On a high dimensional sphere they should generally be close to square root of 2 radius away from each other.

The fact should say that the expected distance between two random points tends to the diameter as the dimension increases. The intuition is that to be close you need to be close in a large number of coordinates and the law of large numbers (though coordinates aren’t independent) suggests that is unlikely. If you fix one point on a sphere (say (1,0,…,0)) then, for a high dimension, most points will not have any extreme values in coordinates and will look like (~0,~0,…,~0) where ~0 means something close to zero. But if we sum the squares of everything apart from the first we get 1 - (~0)^2 ~= 1, so the distance from our fixed point is (1 - ~0)^2 + sum_2^n (0 - ~0)^2 ~= 1 + 1 = 2.

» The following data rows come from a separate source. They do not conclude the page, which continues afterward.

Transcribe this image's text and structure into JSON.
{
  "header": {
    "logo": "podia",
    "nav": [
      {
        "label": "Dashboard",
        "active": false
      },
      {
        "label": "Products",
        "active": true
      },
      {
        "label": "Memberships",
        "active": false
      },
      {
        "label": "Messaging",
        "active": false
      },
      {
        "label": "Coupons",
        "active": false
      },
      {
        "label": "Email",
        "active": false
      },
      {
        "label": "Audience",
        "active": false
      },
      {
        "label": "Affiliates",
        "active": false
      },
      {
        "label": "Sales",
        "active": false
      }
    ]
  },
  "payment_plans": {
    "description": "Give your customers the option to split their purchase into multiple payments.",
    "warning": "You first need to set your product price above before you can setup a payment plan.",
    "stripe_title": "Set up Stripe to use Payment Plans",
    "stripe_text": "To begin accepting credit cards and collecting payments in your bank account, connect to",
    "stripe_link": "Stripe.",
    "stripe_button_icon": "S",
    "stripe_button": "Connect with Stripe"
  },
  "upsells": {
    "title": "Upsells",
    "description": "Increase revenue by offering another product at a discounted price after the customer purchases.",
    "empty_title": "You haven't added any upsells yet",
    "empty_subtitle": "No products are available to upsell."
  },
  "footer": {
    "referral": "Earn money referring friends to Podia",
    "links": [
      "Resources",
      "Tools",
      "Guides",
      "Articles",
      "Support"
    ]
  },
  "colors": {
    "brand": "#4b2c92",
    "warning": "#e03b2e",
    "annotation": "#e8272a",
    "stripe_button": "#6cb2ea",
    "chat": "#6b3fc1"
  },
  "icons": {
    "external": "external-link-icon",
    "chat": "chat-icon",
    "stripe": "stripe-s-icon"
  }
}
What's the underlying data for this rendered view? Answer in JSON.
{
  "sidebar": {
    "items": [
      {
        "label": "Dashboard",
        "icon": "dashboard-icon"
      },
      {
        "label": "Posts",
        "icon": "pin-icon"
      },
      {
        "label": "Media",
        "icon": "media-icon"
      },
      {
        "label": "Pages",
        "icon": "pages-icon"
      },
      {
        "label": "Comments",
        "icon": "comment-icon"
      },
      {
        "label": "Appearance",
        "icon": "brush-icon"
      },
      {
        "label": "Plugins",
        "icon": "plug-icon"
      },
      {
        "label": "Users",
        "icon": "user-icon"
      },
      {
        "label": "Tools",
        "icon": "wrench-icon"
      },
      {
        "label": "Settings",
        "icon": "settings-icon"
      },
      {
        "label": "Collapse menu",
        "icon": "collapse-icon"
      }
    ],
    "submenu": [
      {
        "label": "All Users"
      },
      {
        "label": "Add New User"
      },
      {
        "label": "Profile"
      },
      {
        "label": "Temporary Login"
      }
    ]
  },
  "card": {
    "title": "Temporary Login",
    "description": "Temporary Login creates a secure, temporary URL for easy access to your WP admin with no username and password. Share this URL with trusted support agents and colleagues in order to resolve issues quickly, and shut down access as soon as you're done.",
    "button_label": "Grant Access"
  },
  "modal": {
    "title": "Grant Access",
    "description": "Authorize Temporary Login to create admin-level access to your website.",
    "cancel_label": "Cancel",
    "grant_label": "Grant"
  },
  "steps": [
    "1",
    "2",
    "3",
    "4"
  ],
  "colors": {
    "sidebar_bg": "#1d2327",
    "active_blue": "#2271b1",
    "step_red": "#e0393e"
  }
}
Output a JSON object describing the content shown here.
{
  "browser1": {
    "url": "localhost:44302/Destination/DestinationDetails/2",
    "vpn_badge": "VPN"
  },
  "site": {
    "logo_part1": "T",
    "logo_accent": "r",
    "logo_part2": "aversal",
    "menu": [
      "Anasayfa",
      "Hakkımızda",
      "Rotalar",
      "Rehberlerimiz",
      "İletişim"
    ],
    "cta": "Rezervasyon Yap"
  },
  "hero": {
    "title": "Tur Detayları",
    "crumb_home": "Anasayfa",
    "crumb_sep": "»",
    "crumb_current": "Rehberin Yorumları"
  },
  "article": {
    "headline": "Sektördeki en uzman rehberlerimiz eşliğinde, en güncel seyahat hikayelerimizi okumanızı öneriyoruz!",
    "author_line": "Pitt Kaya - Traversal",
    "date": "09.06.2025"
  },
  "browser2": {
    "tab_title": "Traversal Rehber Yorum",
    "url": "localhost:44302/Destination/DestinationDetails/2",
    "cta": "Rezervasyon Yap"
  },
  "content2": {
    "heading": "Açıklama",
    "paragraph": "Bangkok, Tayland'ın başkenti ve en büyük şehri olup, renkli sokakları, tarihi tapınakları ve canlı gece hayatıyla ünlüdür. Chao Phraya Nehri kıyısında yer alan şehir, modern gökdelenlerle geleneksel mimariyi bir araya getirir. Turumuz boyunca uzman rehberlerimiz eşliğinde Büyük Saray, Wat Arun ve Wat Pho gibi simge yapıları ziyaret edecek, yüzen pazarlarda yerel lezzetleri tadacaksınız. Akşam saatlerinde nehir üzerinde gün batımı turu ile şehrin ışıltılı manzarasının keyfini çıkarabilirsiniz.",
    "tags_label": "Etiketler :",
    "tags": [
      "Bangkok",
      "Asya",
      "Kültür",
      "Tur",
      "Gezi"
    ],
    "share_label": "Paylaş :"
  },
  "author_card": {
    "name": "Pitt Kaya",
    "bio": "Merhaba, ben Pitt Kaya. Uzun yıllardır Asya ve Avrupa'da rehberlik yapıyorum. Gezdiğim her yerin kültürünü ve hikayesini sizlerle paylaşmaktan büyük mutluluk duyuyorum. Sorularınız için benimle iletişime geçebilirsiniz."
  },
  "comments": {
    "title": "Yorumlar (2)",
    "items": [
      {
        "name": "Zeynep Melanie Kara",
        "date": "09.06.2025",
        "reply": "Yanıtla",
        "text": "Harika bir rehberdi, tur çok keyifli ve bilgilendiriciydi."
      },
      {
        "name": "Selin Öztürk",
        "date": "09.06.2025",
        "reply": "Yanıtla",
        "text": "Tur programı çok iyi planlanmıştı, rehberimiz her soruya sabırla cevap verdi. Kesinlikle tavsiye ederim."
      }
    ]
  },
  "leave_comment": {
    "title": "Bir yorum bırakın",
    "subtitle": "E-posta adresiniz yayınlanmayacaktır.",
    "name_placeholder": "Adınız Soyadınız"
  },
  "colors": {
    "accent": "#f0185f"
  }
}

You forgot the square root on distance formula. Distance = square root of ((X1 - X2) ^ 2 + (Y1 - Y2) ^2 + …).

Consider the origin (0,0,0, …) to a random point on the sphere (~0, ~0, ~0, …). So Distance from origin = square root of ((~0-0)^2 + (~0-0)^2 + (~0-0)^2 + … ), which sums to 1 by definition of the unit high dimensional sphere.

Then plug in 1 vs 0 in the first place because we care about (1,0,0,0 …) and you get the correct answer = square root of ((~0-1)^2 + (~0-0)^2 + (~0-0)^2 + … ) ~= square root of 2.

Edited to fix typo and add clarity.

Wow. Can’t believe I missed that.

If the data points are in the space [0,1]^n, and your metric function is:

d(x,y) = 0 if x == y; 1 otherwise

Then all points are distance one apart. It's been proven that, as dimensionality increases, normal euclidian distance over uniform point clouds rapidly converges to have the same behavior as the equality metric.

The proof relies on the information gained by performing pairwise distance calculations.

In the example distance function I gave, there is zero information gained if you plug in two points that are known to be non-equal.

The information gained from evaluating the Euclidian distance function converges to zero as the dimensionality of the data set increases.

(Note: This does not hold for low dimensional data that's been embedded in a higher dimensional space.)

Edit: Misread your comment. Yes, everything ends up being the same distance apart. More precisely, the ratio of mean distance / stddev distance tends to infinity. The intrinsic dimensionality of the data is monotonic w.r.t. that ratio.

Euclidean distance calculations change based on number of dimensions, for example, in 3 dimensions it is sqrt(a^2+b^2+c^2).

Yes, that’s why it’s square root of 2. Consider the origin (0,0,0, …) to a random point on the sphere (~0, ~0, ~0, …).

Distance = square root of ((X1 - X2) ^ 2 + (Y1 - Y2) ^2 + …). So D = square root of ((~0-0)^2 + (~0-0)^2 + (~0-0)^2 + … ), which is equal to 1 by definition of the unit high dimensional sphere.

So distance from (1,0,0,0 …) to (~0, ~0, ~0, …) = square root of ((~0-1)^2 + (~0-0)^2 + (~0-0)^2 + … ) ~= square root of 2.

Ahh ok, for some reason I was thinking (1,1,1) would be a valid point in this case

It should be almost all points are almost a full diameter away. However it's still very striking, and an unintuitive fact about very high dimensional spheres.

It is for VERY HUGE n, as siblings explain.